Frequently Asked Questions (FAQ)
- What is the difference between a ligament and a tendon?
- Ligaments connect bone to bone, providing stability to joints. Tendons connect muscle to bone, facilitating movement.
- What is the role of synovial fluid in a joint?
- Synovial fluid lubricates the articular cartilages, reduces friction, and provides nourishment to the cartilage cells.
- Why are some joints more prone to injury than others?
- Joints with a wider range of motion, shallower sockets, or weaker supporting ligaments are generally more susceptible to injury.
- Can arthritis be cured?
- While there is no cure for most forms of arthritis, treatments are available to manage symptoms, reduce pain, and improve joint function.
- How can I maintain healthy joints?
- Regular exercise, maintaining a healthy weight, and avoiding excessive stress on joints can help maintain joint health.
Conclusion
Articulations are the linchpins of human movement, enabling us to perform a wide range of activities, from delicate finger movements to powerful athletic feats.

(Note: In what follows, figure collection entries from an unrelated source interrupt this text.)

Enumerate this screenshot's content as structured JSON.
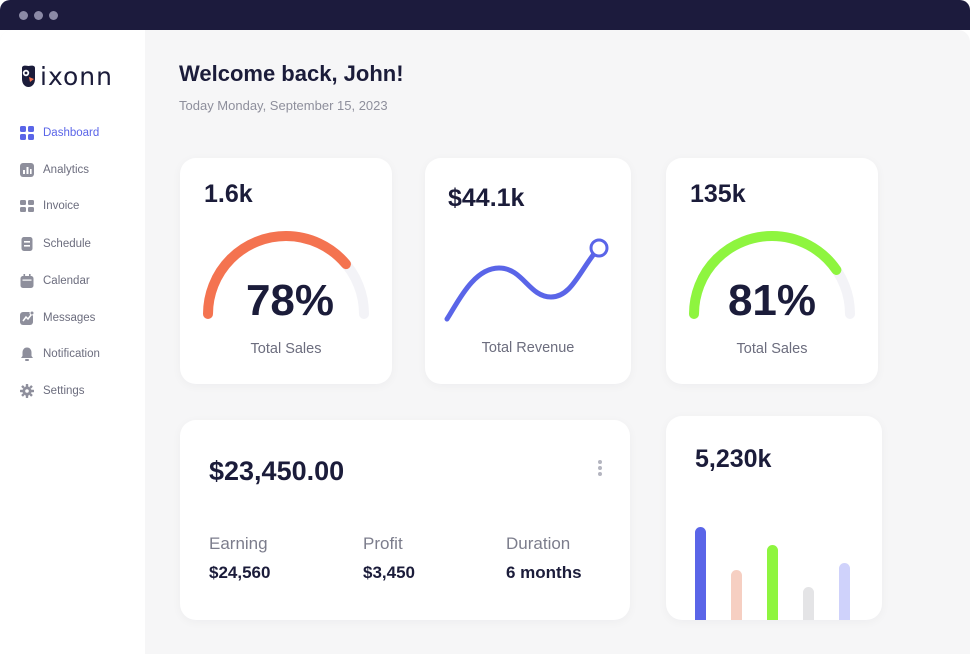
{
  "brand": {
    "name": "ixonn"
  },
  "sidebar": {
    "items": [
      {
        "label": "Dashboard",
        "icon": "grid-icon",
        "active": true
      },
      {
        "label": "Analytics",
        "icon": "bar-chart-icon",
        "active": false
      },
      {
        "label": "Invoice",
        "icon": "invoice-icon",
        "active": false
      },
      {
        "label": "Schedule",
        "icon": "schedule-icon",
        "active": false
      },
      {
        "label": "Calendar",
        "icon": "calendar-icon",
        "active": false
      },
      {
        "label": "Messages",
        "icon": "messages-icon",
        "active": false
      },
      {
        "label": "Notification",
        "icon": "bell-icon",
        "active": false
      },
      {
        "label": "Settings",
        "icon": "gear-icon",
        "active": false
      }
    ]
  },
  "header": {
    "title": "Welcome back, John!",
    "date": "Today Monday, September 15, 2023"
  },
  "cards": {
    "sales1": {
      "value": "1.6k",
      "percent": "78%",
      "percent_value": 78,
      "label": "Total Sales",
      "color": "#f47350"
    },
    "revenue": {
      "value": "$44.1k",
      "label": "Total Revenue",
      "color": "#5a65e8"
    },
    "sales2": {
      "value": "135k",
      "percent": "81%",
      "percent_value": 81,
      "label": "Total Sales",
      "color": "#8ef53f"
    }
  },
  "earnings": {
    "total": "$23,450.00",
    "stats": [
      {
        "label": "Earning",
        "value": "$24,560"
      },
      {
        "label": "Profit",
        "value": "$3,450"
      },
      {
        "label": "Duration",
        "value": "6 months"
      }
    ]
  },
  "bars_card": {
    "value": "5,230k",
    "bars": [
      {
        "value": 125,
        "color": "#5a65e8"
      },
      {
        "value": 82,
        "color": "#f6cfc2"
      },
      {
        "value": 107,
        "color": "#8ef53f"
      },
      {
        "value": 65,
        "color": "#e4e4e6"
      },
      {
        "value": 89,
        "color": "#cfd2fb"
      }
    ]
  },
  "colors": {
    "accent": "#5a65e8",
    "sidebar_bg": "#ffffff",
    "content_bg": "#f6f6f7",
    "title_bar": "#1c1b3d"
  }
}
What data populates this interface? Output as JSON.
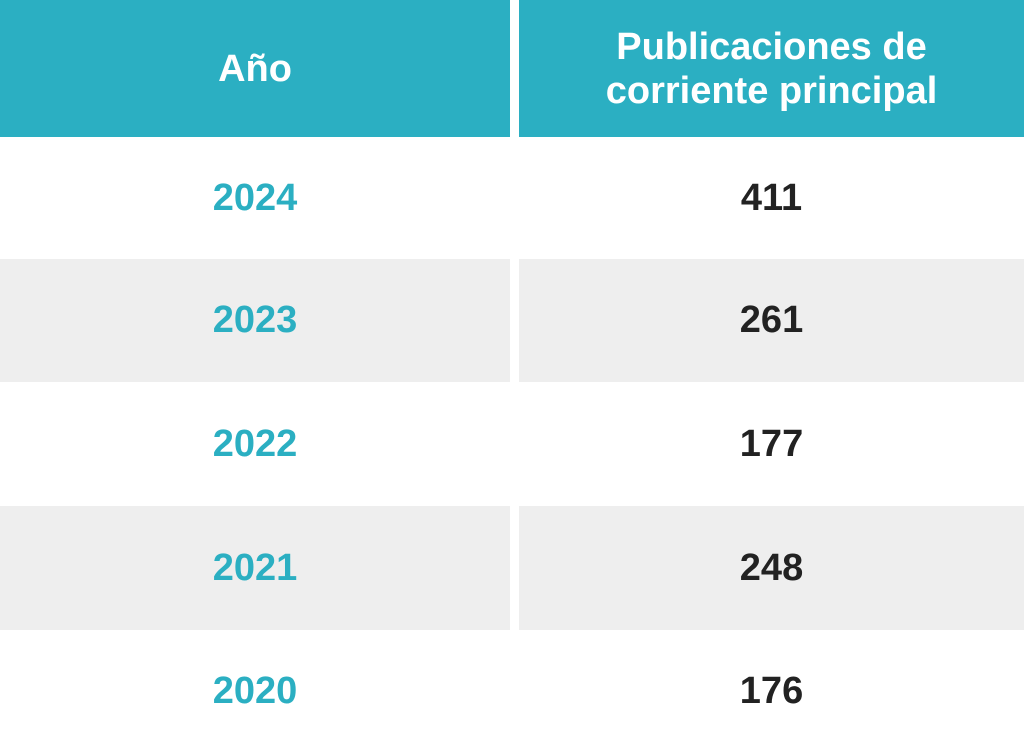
{
  "colors": {
    "header": "#2BAFC2",
    "year_text": "#2BAFC2",
    "stripe": "#EEEEEE",
    "value_text": "#222222"
  },
  "chart_data": {
    "type": "table",
    "headers": [
      "Año",
      "Publicaciones de corriente principal"
    ],
    "rows": [
      {
        "year": "2024",
        "value": "411"
      },
      {
        "year": "2023",
        "value": "261"
      },
      {
        "year": "2022",
        "value": "177"
      },
      {
        "year": "2021",
        "value": "248"
      },
      {
        "year": "2020",
        "value": "176"
      }
    ]
  }
}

Understanding the classification, structure, and function of joints is essential for anyone interested in human anatomy, physiology, or biomechanics. This review sheet provides a solid foundation for further exploration of the fascinating world of articulations and body movements. By appreciating the intricacies of joint function, we can better understand how to prevent injuries, manage joint conditions, and optimize human performance.